[1]Il s’agit de la
révision annuelle tenue conformément aux dispositions de l’article 672.81(1) du Code
criminel.
[2]L’accusé a été
déclaré non responsable criminellement pour cause de troubles mentaux le 18
juillet 2006. Les accusations portées contre lui étaient celles de harcèlement
criminel (2 chefs) et d’introduction par effraction dans une maison d’habitation
dans un dessein criminel, délits commis entre le 1er septembre 2005
et le 22 avril 2006 et entre le 15 octobre 2005 et le 22 avril 2006.
[3]L’accusé se
plaignait de bruits provenant des murs de tous les voisins et principalement du
mur d’une des victimes qui habitait en-dessous de chez lui. Il a pénétré par
effraction dans le logement de cette dernière. Il avait acheté une boule en
pierre ou en céramique pour déranger ses voisins. Il a menacé la concierge,
l’autre victime, de commettre un meurtre étant donné tous ces bruits. Il a
harcelé continuellement les deux victimes en se plaignant et en les
menaçant.
[4]À la dernière
audience du 30 août 2006, le Tribunal a rendu une décision à 2 volets. Le
premier ordonnant la détention de l’accusé sans modalité et le deuxième
ordonnant une détention avec des modalités.
[5]Le rapport du 19
juillet 2007 préparé par docteur André Nantel, psychiatre, se lit comme
suit:
«IDENTIFICATION
[L’accusé] est un patient âgé de 46 ans, célibataire sans
enfant qui est originaire de la région de Drummondville. Il est le deuxième
d'une famille de quatre enfants. Il demeure à Montréal depuis les années 1980 et
quelques mois avant son arrestation, [l’accusé] travaillait pour une compagnie
de distribution de circulaires.
RAISON D'ADMISSION
[L’accusé] a été admis le 11 mai 2006 à l'Institut
Philippe-Pinel de Montréal en provenance de l'Établissement de détention de
Montréal. Il faisait l'objet de demandes d'expertises pour l'aptitude et pour la
responsabilité criminelle.
SITUATION LÉGALE
[L’accusé], le 18 juillet 2006, a été reconnu non
responsable pour cause de troubles mentaux d'accusations de harcèlement,
d'introduction par effraction, de méfaits et de menaces de mort. Il a rencontré
les membres du Tribunal administratif du Québec pour la première fois le 30 août
2006 et une décision en deux volets fut alors prise, [l’accusé] étant placé en
détention stricte dans un premier temps, puis selon l'évolution clinique en
détention avec modalités.
Par ailleurs, [l’accusé] fait l'objet d'une ordonnance de
traitement contre le gré qui fut émise le 12 décembre 2006.

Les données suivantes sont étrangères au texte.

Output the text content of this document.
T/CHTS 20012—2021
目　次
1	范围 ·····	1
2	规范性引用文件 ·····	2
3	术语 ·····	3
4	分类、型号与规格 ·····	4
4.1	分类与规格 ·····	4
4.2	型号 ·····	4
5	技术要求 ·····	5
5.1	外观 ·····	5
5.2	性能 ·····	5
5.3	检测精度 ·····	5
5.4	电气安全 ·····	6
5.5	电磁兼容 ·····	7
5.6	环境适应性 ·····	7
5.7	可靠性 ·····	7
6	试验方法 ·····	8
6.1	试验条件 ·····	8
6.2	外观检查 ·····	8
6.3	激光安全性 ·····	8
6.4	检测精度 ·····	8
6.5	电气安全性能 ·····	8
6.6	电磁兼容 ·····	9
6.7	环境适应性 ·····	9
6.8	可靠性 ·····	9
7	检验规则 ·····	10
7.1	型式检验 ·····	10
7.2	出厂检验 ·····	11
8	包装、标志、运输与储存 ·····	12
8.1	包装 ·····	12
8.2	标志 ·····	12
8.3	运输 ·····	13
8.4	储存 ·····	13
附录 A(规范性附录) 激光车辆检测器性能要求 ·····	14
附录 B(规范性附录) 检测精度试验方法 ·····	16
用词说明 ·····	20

ANTÉCÉDENTS PERSONNELS MÉDICAUX
Le patient aurait connu plusieurs intoxications lors de
consommation de drogues et ce dès l'âge de 14, 15 ans. Il utilisait
principalement du cannabis.
ANTÉCÉDENTS PERSONNELS CHIRURGICAUX
Il aurait subi une chirurgie plastique des oreilles à l'âge
de 16 ans.
ANTÉCÉDENTS PERSONNELS PSYCHIATRIQUES
[L’accusé] a déjà mentionné qu'il aurait eu des difficultés
d'apprentissage scolaire. Par ailleurs, on remarque que dès la fin de
l'adolescence et le début de l'âge adulte, il se montrait irritable et instable
selon certains rapports psychiatriques antérieurs. Au début des années 1980, il
y aurait eu présence de composantes agressives et vin- dicatives qui
caractérisaient son mode relationnel.
Ce serait également à cette époque de sa vie qu'il commença
à s'intéresser aux doctrines de l'église de scientologie.
[L’accusé] eut son premier contact avec la psychiatrie en
1985, lorsqu'il fit l'objet d'une ordonnance d'examen psy- chiatrique à l'Hôpital
Ste-Croix de Drummondville. Plus tard, alors qu'il était au centre de prévention
de Montréal suite à son transfert en provenance de l'Établissement de détention
de Ste-Hyacinthe, il dut être évalué par le Dr Wolwertz, psychiatre, [l’accusé]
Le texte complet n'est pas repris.